This week’s Torah portion, Miketz, tells us about the rise of Joseph. He has lingered in an Egyptian prison for two years because of the attention visited upon him by Potiphar's wife as he served in her husband's house. Joseph's skill as an interpreter of dreams is discovered while he is in prison, and his gift is told to Pharaoh.
Joseph strongly believes G-d works through him; the Divine reveals through Joseph, the conduit. But Joseph goes further with this ability as he formulates a plan to use his interpretations to bring forth change, informing Pharaoh how best to cope with his dreams. This skill and his absolute faith in G-d allow Joseph, an Israelite, to rise above all other interpreters in Egypt. He is catapulted to freedom, overseeing Egypt's feast/famine cycle. Pharaoh then bestows wealth, status and an Egyptian name upon Joseph.
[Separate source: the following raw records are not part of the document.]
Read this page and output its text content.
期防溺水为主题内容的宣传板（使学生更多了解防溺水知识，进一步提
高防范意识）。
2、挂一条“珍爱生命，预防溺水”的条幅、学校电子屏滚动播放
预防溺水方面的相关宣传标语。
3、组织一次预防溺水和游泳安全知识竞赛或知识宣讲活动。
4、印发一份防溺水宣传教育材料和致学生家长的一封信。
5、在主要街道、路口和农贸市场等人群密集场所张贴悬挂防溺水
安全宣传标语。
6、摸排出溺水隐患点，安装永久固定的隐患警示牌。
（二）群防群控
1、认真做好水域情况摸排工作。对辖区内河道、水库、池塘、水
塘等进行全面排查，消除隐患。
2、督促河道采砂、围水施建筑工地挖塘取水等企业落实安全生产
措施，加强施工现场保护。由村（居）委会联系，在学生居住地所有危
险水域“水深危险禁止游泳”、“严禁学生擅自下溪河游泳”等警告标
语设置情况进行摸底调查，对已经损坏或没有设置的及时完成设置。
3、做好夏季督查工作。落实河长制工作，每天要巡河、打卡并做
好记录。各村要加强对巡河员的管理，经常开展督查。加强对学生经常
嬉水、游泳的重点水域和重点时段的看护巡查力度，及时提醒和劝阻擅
In a very strange twist with incredible irony, Joseph, in his new role, is married to a woman some believe to be Potiphar's daughter. The importance of this union is shown through his two sons. Joseph names them Manasseh and Efraim. Manasseh means, “G-d has made me forget all my troubles and all my father's household," and Efraim means, "G-d has made me fruitful in the land of my affliction." To this day, Jews bless their male children by evoking the names Efraim and Menasheh. Finally, this Torah portion ends with Joseph's reunion with his siblings and Jacob, his father.
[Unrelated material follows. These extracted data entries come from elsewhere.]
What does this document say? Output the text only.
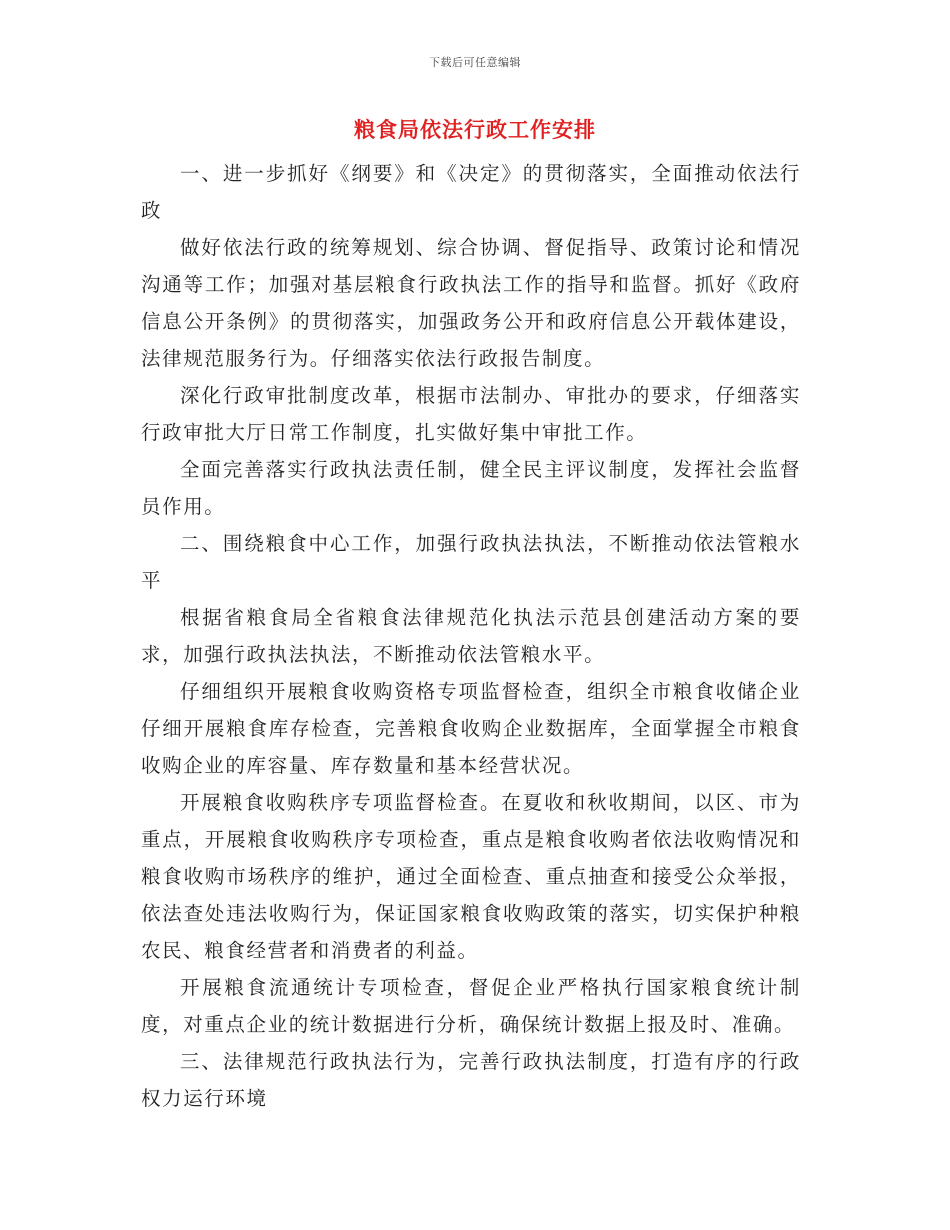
下载后可任意编辑
粮食局依法行政工作安排

一、进一步抓好《纲要》和《决定》的贯彻落实，全面推动依法行政

做好依法行政的统筹规划、综合协调、督促指导、政策讨论和情况沟通等工作；加强对基层粮食行政执法工作的指导和监督。抓好《政府信息公开条例》的贯彻落实，加强政务公开和政府信息公开载体建设，法律规范服务行为。仔细落实依法行政报告制度。

深化行政审批制度改革，根据市法制办、审批办的要求，仔细落实行政审批大厅日常工作制度，扎实做好集中审批工作。

全面完善落实行政执法责任制，健全民主评议制度，发挥社会监督员作用。

二、围绕粮食中心工作，加强行政执法执法，不断推动依法管粮水平

根据省粮食局全省粮食法律规范化执法示范县创建活动方案的要求，加强行政执法执法，不断推动依法管粮水平。

仔细组织开展粮食收购资格专项监督检查，组织全市粮食收储企业仔细开展粮食库存检查，完善粮食收购企业数据库，全面掌握全市粮食收购企业的库容量、库存数量和基本经营状况。

开展粮食收购秩序专项监督检查。在夏收和秋收期间，以区、市为重点，开展粮食收购秩序专项检查，重点是粮食收购者依法收购情况和粮食收购市场秩序的维护，通过全面检查、重点抽查和接受公众举报，依法查处违法收购行为，保证国家粮食收购政策的落实，切实保护种粮农民、粮食经营者和消费者的利益。

开展粮食流通统计专项检查，督促企业严格执行国家粮食统计制度，对重点企业的统计数据进行分析，确保统计数据上报及时、准确。

三、法律规范行政执法行为，完善行政执法制度，打造有序的行政权力运行环境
Dreams are a reality in our sleeping nightlife. Sometimes we remember our dreams, but often dreams evaporate before we can even remember them. I love when I dream of a departed loved one. It is a welcome visit in my sleep. My beloved mother, Sylvia Corson Sprinces Muchnick, passed away in August 2014. Two weeks ago, I saw her in a dream for the first time since her death. She looked 70 years old instead of 90. Her hair was dark and lovely and she walked toward me instead of sitting in a wheelchair. My mother spoke to me with her smiling face and told me she was wonderful. I awoke with tears in my eyes.
I will hold this vision close to me. I am not gifted in dream interpretation like Joseph, but I find solace in her visit to my dream.
This Shabbat, please remember your loved ones and give charity in their memory. Give generously to your local Federation. Also, remember to light your Chanukah lights in celebration of light itself.